Over time, the sanctions — combined with Iran’s pre-existing economic problems — plunged the country into an economic crisis. “Many Iranians are struggling to make ends meet, thanks to an economy decimated by mismanagement, corruption and sanctions,” Vivian, who is The Times’s Cairo bureau chief, told me. “Some are even offering to sell their organs.”

She added:

In the past — say, when Rouhani first got elected, in 2013 — lots of Iranians felt genuinely optimistic that things would turn around, because Rouhani promised that the nuclear deal with the U.S. would help open up the economy and boost trade, along with getting the sanctions lifted. But the mood darkened when those benefits failed to materialize before President Trump scuttled the deal.

With the election of Raisi, a hard-liner who has spoken against returning to the deal and whose government hasn’t shown much flexibility in negotiations with Western powers over the last year, Iranians who had hoped for a recovery felt like there was no way things would improve.

Does all this mean Trump’s policy is succeeding?
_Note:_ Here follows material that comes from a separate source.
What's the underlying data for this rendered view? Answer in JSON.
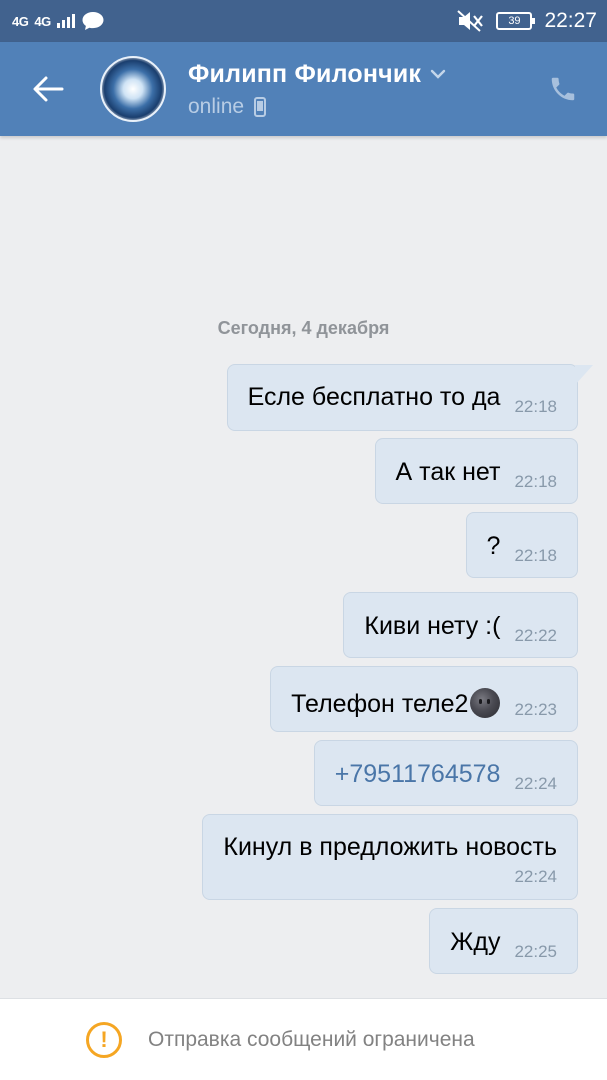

Many experts say it’s too soon to make that judgment. The policy has sharply raised the risk that Iran will soon have a nuclear weapon. And a week or so of protests does not mean Iran’s regime will collapse. If the regime does collapse, however, it will be fair to revisit Trump’s Iran legacy.

4. Biden is taking a tougher approach toward Iran than Obama did.

In 2009, during the last major wave of protests, Obama did relatively little to support them, out of a concern that Iran’s government could then portray the demonstrations as the work of foreign agitators.

This time, Biden is pursuing a more confrontational policy. “Part of the reason that there was a different kind of approach in 2009 was the belief that somehow if America spoke out, it would undermine the protesters, not aid them,” Jake Sullivan, Biden’s national security adviser, who also served in the Obama administration, said on “Meet the Press” yesterday. “What we learned in the aftermath of that is that you can overthink these things, that the most important thing for the United States to do is to be firm and clear and principled in response to citizens of any country demanding their rights and dignity.”

One example: To combat Iran’s government’s attempts to shut down large parts of the internet and prevent protesters from communicating with each other, the Biden administration has authorized some technology companies to offer services inside Iran without risk of violating U.S. sanctions. The administration also allowed SpaceX — one of Elon Musk’s companies, which offers the Starlink communication service — to send satellite equipment into Iran.

“The technology available today makes it easier for Iranians to communicate in secret than ever before,” David Sanger said. “That’s why the Iranians are trying to bring down the whole internet inside Iran. That’s real desperation.”

5. In the short term, Iran’s government seems likely to prevail. Then again, revolutions are rarely predictable.

David put it this way: “History would suggest that since the state holds all the guns, this isn’t likely to last. But sometimes it’s a mistake to be a slave to past events. The successful Russian annexation of Crimea in 2014 led many of us — me included — to suspect that Ukraine would shatter in a few days back in February.”